Nuno Peres Monteiro
– Jornal i, opinião
É preciso
renegociar a dívida, por uma razão muito simples: é impossível Portugal pagar o
que deve nos termos em que o deve
1. Não é a decisão
do TC que causa o falhanço do governo, que já se tinha mostrado incapaz de
cumprir os objectivos do Memorando de entendimento com a troika e de fazer as
necessárias reformas estruturais desde muito antes de o TC ter inviabilizado o
presente orçamento.

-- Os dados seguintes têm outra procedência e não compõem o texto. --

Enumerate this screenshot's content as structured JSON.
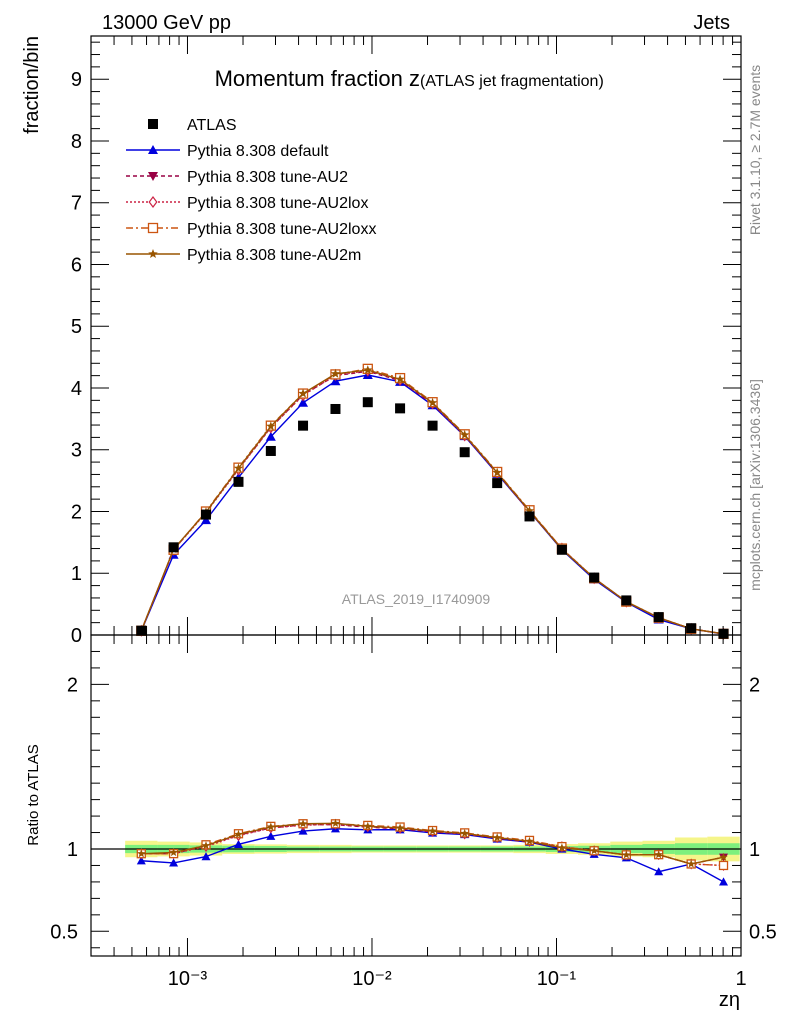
{
  "header": {
    "left": "13000 GeV pp",
    "right": "Jets"
  },
  "side": {
    "rivet": "Rivet 3.1.10, ≥ 2.7M events",
    "mcplots": "mcplots.cern.ch [arXiv:1306.3436]"
  },
  "chart_data": {
    "type": "scatter",
    "title_main": "Momentum fraction z",
    "title_sub": "(ATLAS jet fragmentation)",
    "watermark": "ATLAS_2019_I1740909",
    "xlabel": "zη",
    "ylabel_top": "fraction/bin",
    "ylabel_bottom": "Ratio to ATLAS",
    "xscale": "log",
    "xlim": [
      0.0003,
      1
    ],
    "ylim_top": [
      0,
      9.7
    ],
    "ylim_ratio": [
      0.35,
      2.3
    ],
    "xticks": [
      {
        "value": 0.001,
        "label": "10⁻³"
      },
      {
        "value": 0.01,
        "label": "10⁻²"
      },
      {
        "value": 0.1,
        "label": "10⁻¹"
      },
      {
        "value": 1,
        "label": "1"
      }
    ],
    "yticks_top": [
      0,
      1,
      2,
      3,
      4,
      5,
      6,
      7,
      8,
      9
    ],
    "yticks_ratio": [
      {
        "value": 0.5,
        "label": "0.5"
      },
      {
        "value": 1,
        "label": "1"
      },
      {
        "value": 2,
        "label": "2"
      }
    ],
    "legend_position": "top-left",
    "x": [
      0.000562,
      0.000841,
      0.00126,
      0.00189,
      0.00283,
      0.00423,
      0.00634,
      0.00949,
      0.0142,
      0.0213,
      0.0318,
      0.0477,
      0.0714,
      0.107,
      0.16,
      0.239,
      0.358,
      0.537,
      0.804
    ],
    "data": {
      "name": "ATLAS",
      "color": "#000000",
      "values": [
        0.07,
        1.42,
        1.95,
        2.48,
        2.98,
        3.39,
        3.66,
        3.77,
        3.67,
        3.39,
        2.96,
        2.46,
        1.92,
        1.38,
        0.93,
        0.56,
        0.29,
        0.11,
        0.02
      ]
    },
    "band_errors": {
      "inner": [
        0.025,
        0.025,
        0.022,
        0.02,
        0.018,
        0.015,
        0.015,
        0.015,
        0.015,
        0.015,
        0.015,
        0.015,
        0.015,
        0.018,
        0.02,
        0.025,
        0.03,
        0.035,
        0.035
      ],
      "outer": [
        0.05,
        0.045,
        0.04,
        0.03,
        0.028,
        0.025,
        0.025,
        0.022,
        0.022,
        0.022,
        0.022,
        0.022,
        0.025,
        0.03,
        0.035,
        0.045,
        0.05,
        0.07,
        0.075
      ],
      "inner_color": "#7df07d",
      "outer_color": "#f5f58a"
    },
    "series": [
      {
        "name": "Pythia 8.308 default",
        "color": "#0000dd",
        "marker": "triangle-up",
        "dash": "",
        "values": [
          0.065,
          1.3,
          1.86,
          2.55,
          3.21,
          3.76,
          4.11,
          4.21,
          4.1,
          3.72,
          3.22,
          2.61,
          2.0,
          1.38,
          0.9,
          0.53,
          0.25,
          0.1,
          0.016
        ]
      },
      {
        "name": "Pythia 8.308 tune-AU2",
        "color": "#990044",
        "marker": "triangle-down",
        "dash": "4,3",
        "values": [
          0.068,
          1.38,
          1.99,
          2.69,
          3.36,
          3.89,
          4.2,
          4.27,
          4.12,
          3.74,
          3.23,
          2.62,
          2.0,
          1.39,
          0.92,
          0.54,
          0.28,
          0.1,
          0.019
        ]
      },
      {
        "name": "Pythia 8.308 tune-AU2lox",
        "color": "#cc2244",
        "marker": "diamond-open",
        "dash": "2,2",
        "values": [
          0.068,
          1.38,
          1.98,
          2.68,
          3.36,
          3.88,
          4.21,
          4.28,
          4.13,
          3.75,
          3.23,
          2.63,
          2.01,
          1.4,
          0.92,
          0.54,
          0.28,
          0.1,
          0.018
        ]
      },
      {
        "name": "Pythia 8.308 tune-AU2loxx",
        "color": "#cc5511",
        "marker": "square-open",
        "dash": "7,3,2,3",
        "values": [
          0.068,
          1.38,
          2.0,
          2.71,
          3.39,
          3.91,
          4.22,
          4.31,
          4.16,
          3.77,
          3.25,
          2.64,
          2.02,
          1.4,
          0.92,
          0.54,
          0.28,
          0.1,
          0.018
        ]
      },
      {
        "name": "Pythia 8.308 tune-AU2m",
        "color": "#995500",
        "marker": "star",
        "dash": "",
        "values": [
          0.068,
          1.39,
          1.99,
          2.7,
          3.38,
          3.91,
          4.23,
          4.29,
          4.14,
          3.76,
          3.24,
          2.63,
          2.01,
          1.39,
          0.92,
          0.54,
          0.28,
          0.1,
          0.019
        ]
      }
    ]
  }
}
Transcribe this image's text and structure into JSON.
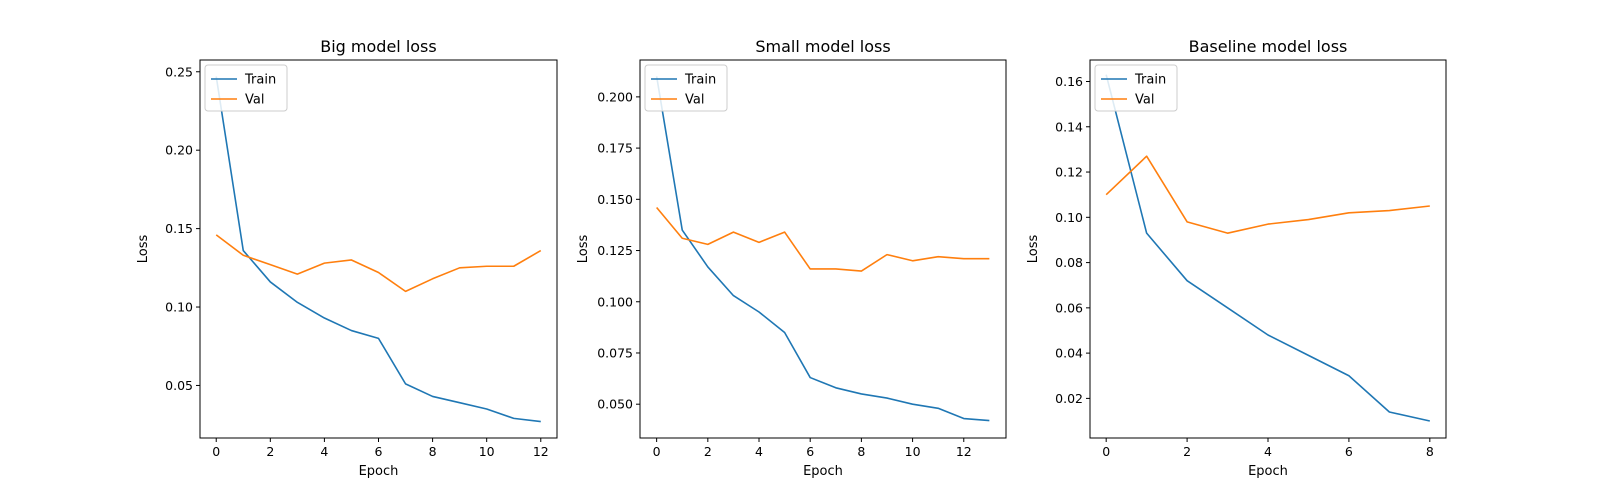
{
  "colors": {
    "train": "#1f77b4",
    "val": "#ff7f0e",
    "axes": "#000000",
    "legend_border": "#cccccc"
  },
  "chart_data": [
    {
      "type": "line",
      "title": "Big model loss",
      "xlabel": "Epoch",
      "ylabel": "Loss",
      "xlim": [
        -0.6,
        12.6
      ],
      "ylim": [
        0.0165,
        0.2575
      ],
      "xticks": [
        0,
        2,
        4,
        6,
        8,
        10,
        12
      ],
      "xtick_labels": [
        "0",
        "2",
        "4",
        "6",
        "8",
        "10",
        "12"
      ],
      "yticks": [
        0.05,
        0.1,
        0.15,
        0.2,
        0.25
      ],
      "ytick_labels": [
        "0.05",
        "0.10",
        "0.15",
        "0.20",
        "0.25"
      ],
      "grid": false,
      "legend_position": "upper left",
      "x": [
        0,
        1,
        2,
        3,
        4,
        5,
        6,
        7,
        8,
        9,
        10,
        11,
        12
      ],
      "series": [
        {
          "name": "Train",
          "values": [
            0.247,
            0.136,
            0.116,
            0.103,
            0.093,
            0.085,
            0.08,
            0.051,
            0.043,
            0.039,
            0.035,
            0.029,
            0.027
          ]
        },
        {
          "name": "Val",
          "values": [
            0.146,
            0.133,
            0.127,
            0.121,
            0.128,
            0.13,
            0.122,
            0.11,
            0.118,
            0.125,
            0.126,
            0.126,
            0.136
          ]
        }
      ]
    },
    {
      "type": "line",
      "title": "Small model loss",
      "xlabel": "Epoch",
      "ylabel": "Loss",
      "xlim": [
        -0.65,
        13.65
      ],
      "ylim": [
        0.0335,
        0.218
      ],
      "xticks": [
        0,
        2,
        4,
        6,
        8,
        10,
        12
      ],
      "xtick_labels": [
        "0",
        "2",
        "4",
        "6",
        "8",
        "10",
        "12"
      ],
      "yticks": [
        0.05,
        0.075,
        0.1,
        0.125,
        0.15,
        0.175,
        0.2
      ],
      "ytick_labels": [
        "0.050",
        "0.075",
        "0.100",
        "0.125",
        "0.150",
        "0.175",
        "0.200"
      ],
      "grid": false,
      "legend_position": "upper left",
      "x": [
        0,
        1,
        2,
        3,
        4,
        5,
        6,
        7,
        8,
        9,
        10,
        11,
        12,
        13
      ],
      "series": [
        {
          "name": "Train",
          "values": [
            0.21,
            0.135,
            0.117,
            0.103,
            0.095,
            0.085,
            0.063,
            0.058,
            0.055,
            0.053,
            0.05,
            0.048,
            0.043,
            0.042
          ]
        },
        {
          "name": "Val",
          "values": [
            0.146,
            0.131,
            0.128,
            0.134,
            0.129,
            0.134,
            0.116,
            0.116,
            0.115,
            0.123,
            0.12,
            0.122,
            0.121,
            0.121
          ]
        }
      ]
    },
    {
      "type": "line",
      "title": "Baseline model loss",
      "xlabel": "Epoch",
      "ylabel": "Loss",
      "xlim": [
        -0.4,
        8.4
      ],
      "ylim": [
        0.0025,
        0.1695
      ],
      "xticks": [
        0,
        2,
        4,
        6,
        8
      ],
      "xtick_labels": [
        "0",
        "2",
        "4",
        "6",
        "8"
      ],
      "yticks": [
        0.02,
        0.04,
        0.06,
        0.08,
        0.1,
        0.12,
        0.14,
        0.16
      ],
      "ytick_labels": [
        "0.02",
        "0.04",
        "0.06",
        "0.08",
        "0.10",
        "0.12",
        "0.14",
        "0.16"
      ],
      "grid": false,
      "legend_position": "upper left",
      "x": [
        0,
        1,
        2,
        3,
        4,
        5,
        6,
        7,
        8
      ],
      "series": [
        {
          "name": "Train",
          "values": [
            0.163,
            0.093,
            0.072,
            0.06,
            0.048,
            0.039,
            0.03,
            0.014,
            0.01
          ]
        },
        {
          "name": "Val",
          "values": [
            0.11,
            0.127,
            0.098,
            0.093,
            0.097,
            0.099,
            0.102,
            0.103,
            0.105
          ]
        }
      ]
    }
  ]
}
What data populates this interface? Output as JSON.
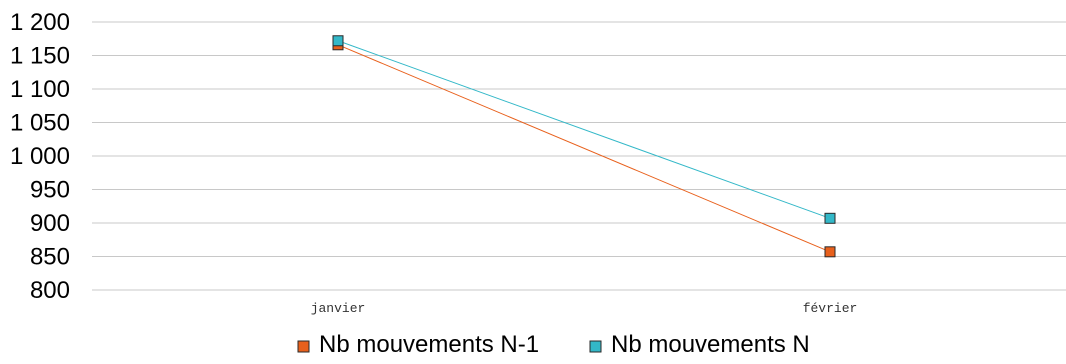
{
  "chart_data": {
    "type": "line",
    "title": "",
    "xlabel": "",
    "ylabel": "",
    "categories": [
      "janvier",
      "février"
    ],
    "ylim": [
      800,
      1200
    ],
    "yticks": [
      800,
      850,
      900,
      950,
      1000,
      1050,
      1100,
      1150,
      1200
    ],
    "ytick_labels": [
      "800",
      "850",
      "900",
      "950",
      "1 000",
      "1 050",
      "1 100",
      "1 150",
      "1 200"
    ],
    "grid": true,
    "legend_position": "bottom",
    "series": [
      {
        "name": "Nb mouvements N-1",
        "color": "#e8601c",
        "marker": "square",
        "values": [
          1166,
          857
        ]
      },
      {
        "name": "Nb mouvements N",
        "color": "#33b8c8",
        "marker": "square",
        "values": [
          1172,
          907
        ]
      }
    ]
  }
}
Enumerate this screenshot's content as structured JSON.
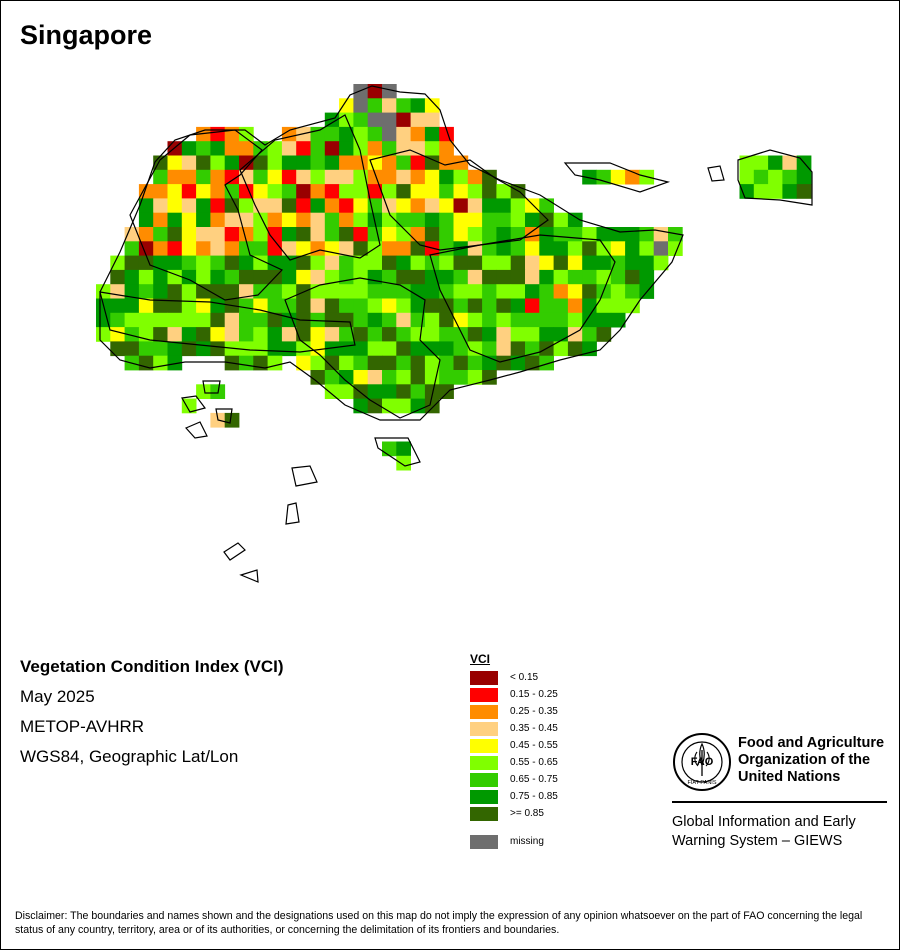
{
  "header": {
    "title": "Singapore"
  },
  "info": {
    "product": "Vegetation Condition Index (VCI)",
    "period": "May 2025",
    "sensor": "METOP-AVHRR",
    "projection": "WGS84, Geographic Lat/Lon"
  },
  "legend": {
    "title": "VCI",
    "classes": [
      {
        "label": "< 0.15",
        "color": "#990000"
      },
      {
        "label": "0.15 - 0.25",
        "color": "#ff0000"
      },
      {
        "label": "0.25 - 0.35",
        "color": "#ff8c00"
      },
      {
        "label": "0.35 - 0.45",
        "color": "#ffd080"
      },
      {
        "label": "0.45 - 0.55",
        "color": "#ffff00"
      },
      {
        "label": "0.55 - 0.65",
        "color": "#80ff00"
      },
      {
        "label": "0.65 - 0.75",
        "color": "#33cc00"
      },
      {
        "label": "0.75 - 0.85",
        "color": "#009900"
      },
      {
        "label": ">= 0.85",
        "color": "#336600"
      }
    ],
    "missing": {
      "label": "missing",
      "color": "#6e6e6e"
    }
  },
  "branding": {
    "org_line1": "Food and Agriculture",
    "org_line2": "Organization of the",
    "org_line3": "United Nations",
    "giews_line1": "Global Information and Early",
    "giews_line2": "Warning System – GIEWS",
    "logo_text": "FAO",
    "logo_motto": "FIAT PANIS"
  },
  "disclaimer": "Disclaimer: The boundaries and names shown and the designations used on this map do not imply the expression of any opinion whatsoever on the part of FAO concerning the legal status of any country, territory, area or of its authorities, or concerning the delimitation of its frontiers and boundaries."
}
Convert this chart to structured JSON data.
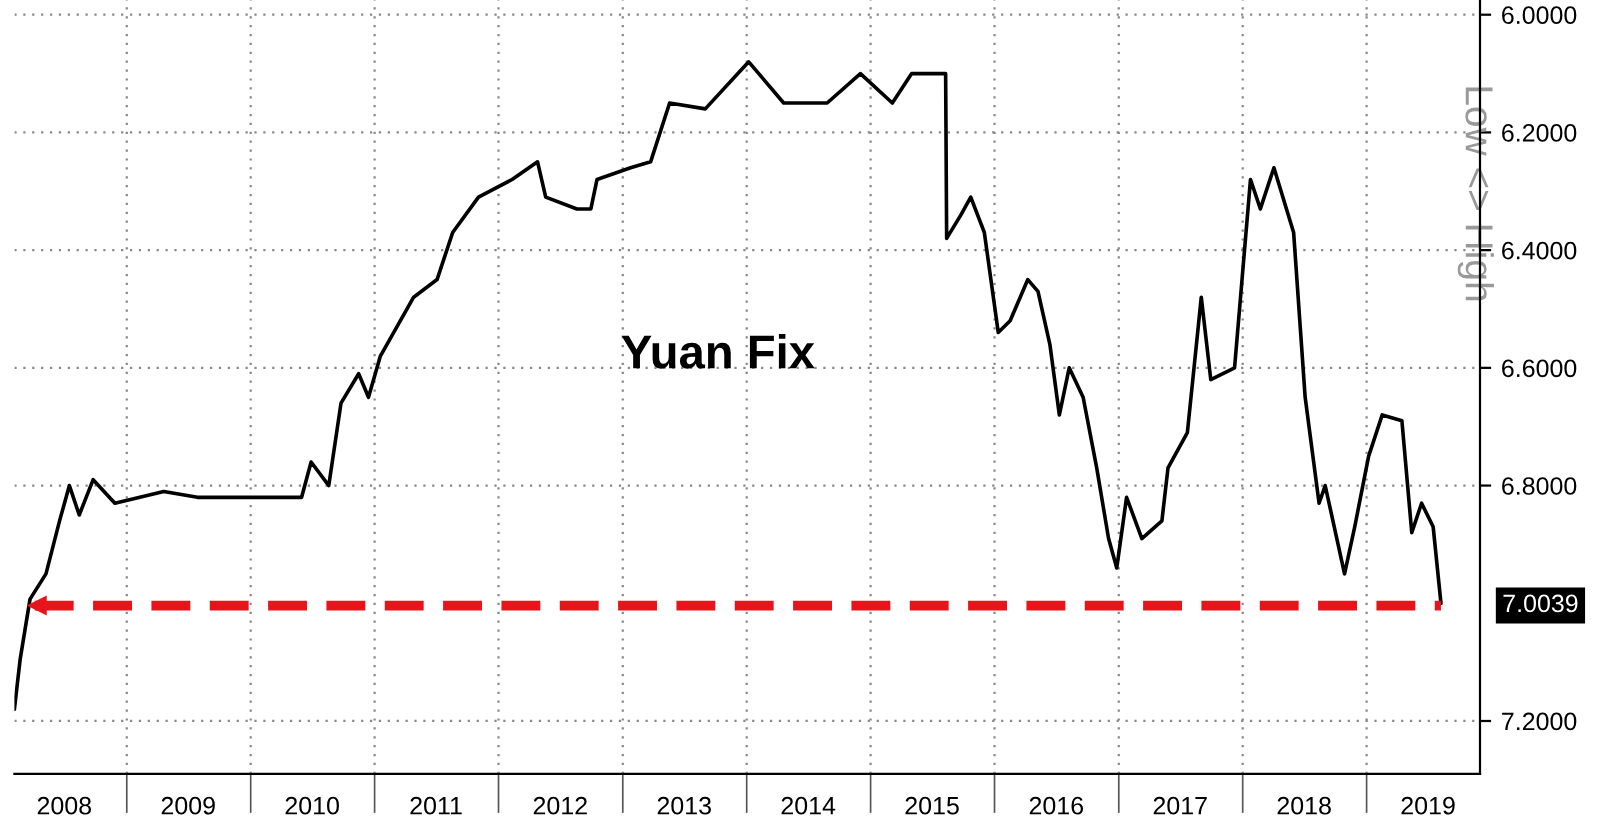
{
  "chart_data": {
    "type": "line",
    "annotations": [
      "Yuan Fix"
    ],
    "ylabel": "Low <> High",
    "x": [
      "2008-02-05",
      "2008-02-22",
      "2008-03-22",
      "2008-05-08",
      "2008-06-17",
      "2008-07-16",
      "2008-08-14",
      "2008-09-24",
      "2008-11-27",
      "2009-04-20",
      "2009-07-28",
      "2010-05-31",
      "2010-06-28",
      "2010-08-19",
      "2010-09-24",
      "2010-11-15",
      "2010-12-14",
      "2011-01-18",
      "2011-04-26",
      "2011-07-04",
      "2011-08-19",
      "2011-11-03",
      "2012-02-10",
      "2012-04-25",
      "2012-05-19",
      "2012-08-19",
      "2012-09-29",
      "2012-10-17",
      "2013-01-24",
      "2013-03-24",
      "2013-05-19",
      "2013-09-01",
      "2014-01-07",
      "2014-04-20",
      "2014-05-02",
      "2014-08-26",
      "2014-12-02",
      "2015-03-06",
      "2015-05-02",
      "2015-08-10",
      "2015-08-13",
      "2015-09-24",
      "2015-10-23",
      "2015-12-02",
      "2016-01-12",
      "2016-02-16",
      "2016-04-08",
      "2016-05-08",
      "2016-06-12",
      "2016-07-10",
      "2016-08-08",
      "2016-09-18",
      "2016-10-28",
      "2016-12-02",
      "2016-12-26",
      "2017-01-24",
      "2017-03-10",
      "2017-05-08",
      "2017-05-26",
      "2017-07-22",
      "2017-09-01",
      "2017-09-29",
      "2017-12-08",
      "2018-01-24",
      "2018-02-22",
      "2018-04-03",
      "2018-05-31",
      "2018-07-04",
      "2018-08-14",
      "2018-09-01",
      "2018-10-28",
      "2018-11-27",
      "2019-01-07",
      "2019-02-16",
      "2019-04-15",
      "2019-05-14",
      "2019-06-12",
      "2019-07-16",
      "2019-08-08"
    ],
    "series": [
      {
        "color": "#000000",
        "values": [
          7.18,
          7.095,
          6.993,
          6.95,
          6.86,
          6.8,
          6.85,
          6.79,
          6.83,
          6.81,
          6.82,
          6.82,
          6.76,
          6.8,
          6.66,
          6.61,
          6.65,
          6.58,
          6.48,
          6.45,
          6.37,
          6.31,
          6.28,
          6.25,
          6.31,
          6.33,
          6.33,
          6.28,
          6.26,
          6.25,
          6.15,
          6.16,
          6.08,
          6.15,
          6.15,
          6.15,
          6.1,
          6.15,
          6.1,
          6.1,
          6.38,
          6.34,
          6.31,
          6.37,
          6.54,
          6.52,
          6.45,
          6.47,
          6.56,
          6.68,
          6.6,
          6.65,
          6.77,
          6.89,
          6.94,
          6.82,
          6.89,
          6.86,
          6.77,
          6.71,
          6.48,
          6.62,
          6.6,
          6.28,
          6.33,
          6.26,
          6.37,
          6.65,
          6.83,
          6.8,
          6.95,
          6.87,
          6.75,
          6.68,
          6.69,
          6.88,
          6.83,
          6.87,
          7.0
        ]
      }
    ],
    "xlim": [
      "2008-02-05",
      "2019-12-01"
    ],
    "xticks": [
      {
        "value": "2008-07-01",
        "label": "2008"
      },
      {
        "value": "2009-01-01",
        "label": null
      },
      {
        "value": "2009-07-01",
        "label": "2009"
      },
      {
        "value": "2010-01-01",
        "label": null
      },
      {
        "value": "2010-07-01",
        "label": "2010"
      },
      {
        "value": "2011-01-01",
        "label": null
      },
      {
        "value": "2011-07-01",
        "label": "2011"
      },
      {
        "value": "2012-01-01",
        "label": null
      },
      {
        "value": "2012-07-01",
        "label": "2012"
      },
      {
        "value": "2013-01-01",
        "label": null
      },
      {
        "value": "2013-07-01",
        "label": "2013"
      },
      {
        "value": "2014-01-01",
        "label": null
      },
      {
        "value": "2014-07-01",
        "label": "2014"
      },
      {
        "value": "2015-01-01",
        "label": null
      },
      {
        "value": "2015-07-01",
        "label": "2015"
      },
      {
        "value": "2016-01-01",
        "label": null
      },
      {
        "value": "2016-07-01",
        "label": "2016"
      },
      {
        "value": "2017-01-01",
        "label": null
      },
      {
        "value": "2017-07-01",
        "label": "2017"
      },
      {
        "value": "2018-01-01",
        "label": null
      },
      {
        "value": "2018-07-01",
        "label": "2018"
      },
      {
        "value": "2019-01-01",
        "label": null
      },
      {
        "value": "2019-07-01",
        "label": "2019"
      }
    ],
    "ylim": [
      7.29,
      5.975
    ],
    "yticks": [
      {
        "value": 6,
        "label": "6.0000"
      },
      {
        "value": 6.2,
        "label": "6.2000"
      },
      {
        "value": 6.4,
        "label": "6.4000"
      },
      {
        "value": 6.6,
        "label": "6.6000"
      },
      {
        "value": 6.8,
        "label": "6.8000"
      },
      {
        "value": 7.2,
        "label": "7.2000"
      }
    ],
    "ref_lines": [
      {
        "axis": "y",
        "value": 7.0039,
        "label": "7.0039",
        "color": "#e8141c",
        "line_style": "dashed"
      }
    ],
    "grid": true,
    "line_style": "solid"
  }
}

O actual governo falhou por não ter tido a coragem política
de fazer reformas, tal como demonstra a parte mais patética do discurso do
primeiro-ministro reagindo ao acórdão do TC, onde, para além de alijar todas as
responsabilidades para os juízes, diz ir agora - agora, dois anos depois de ter
começado a governar - estudar reformas mais profundas.
3. O problema é que
fazer reformas estruturais agora será muito difícil porque o tempo político
deste governo está praticamente esgotado e a sua antagonização do PS desde o
início do seu mandato levou a que a liderança socialista adoptasse um tom
crescentemente crispado, que hoje roça o histriónico.
4. O caminho menos
horrivelmente difícil para Portugal continua a ser o das reformas estruturais,
incluindo reduções muito substanciais do peso dos salários e contribuições
sociais na despesa pública, o que só se conseguirá com diminuições do número
dos que trabalham para o Estado e com a racionalização das prestações sociais
de modo a que estas se centrem em quem não pode prescindir delas para
sobreviver e não na classe média.
5. Ao mesmo tempo é
preciso renegociar a dívida, por uma razão muito simples: é impossível Portugal
pagar o que deve nos termos em que o deve. Isto exigirá uma postura por parte
do governo português mais frontal em relação aos nossos credores, postura essa
que tenho dúvidas o actual primeiro-ministro saiba ou queira adoptar.
6. Significa tudo
isto que cada vez mais a governação de Portugal exige consensos alargados
enquanto o sistema partidário e a própria sociedade estão - em consequência,
por um lado, da inépcia governamental em realizar reformas e comunicar aos
portugueses uma estratégia viável e, por outro, do profundo populismo assumido
por toda a oposição - crescentemente fracturados.
7. Assim sendo, e
num quadro que me parece já configurar um irregular funcionamento das
instituições democráticas por não conseguirem estas gerar os consensos
essenciais à manutenção da soberania nacional, chegou a altura de o PR investir
o seu (hélas, reduzido) capital político, na criação desse entendimento através
da formação de um governo de iniciativa presidencial.
8. Tal governo,
para o qual seria possível angariar personalidades provenientes de todo o arco
governativo, incluindo a área socialista, deveria imediatamente constituir uma
“comissão de sábios” que determine onde e como vamos cortar os tais 4 ou 5 mil
milhões de euros na despesa pública de uma forma que maximize a competitividade
e, assim, a nossa capacidade de crescimento e, por isso, também de
redestribuição. Tal estudo, que deveria já ter sido feito de uma forma
socialmente abrangente, daria também ao governo um acrescido poder negocial
junto da troika no sentido de renociar prazos e taxas de juro da nossa dívida
pública.
9. Este cenário,
não sendo o ideal, é, como diria Churchill, preferível a todas as outras
alternativas que, no fundo, são apenas duas. A primeira é a manutenção de um
governo debilitado quer na sua capacidade de implementar reformas quer,
consequentemente, na sua capacidade de renegociar a dívida. A segunda é a
convocação de eleições de que resultaria a vitória de um PS com a liderança
mais populista de que há memória, que não acha serem necessárias quaisquer
decisões difíceis e que teria uma ainda mais reduzida capacidade negocial na
Europa porque qualquer cedência da troika a esta liderança socialista seria
premiar quem não quis ajudar o actual governo a cumprir o Memorando. Qualquer
destas possibilidades resultaria na continuação da degradação do funcionamento
das nossas instituições políticas, aumentando o risco de termos de sair do euro
e, pior ainda, virmos a ter um outro tipo de regime, de legitimidade democrática
ainda menos expressiva do que um governo de iniciativa presidencial, como aliás
tivemos durante quase metade do século passado em resultado do colapso do
processo político da primeira república.
10. Em resumo,
chegou o momento, Senhor Presidente!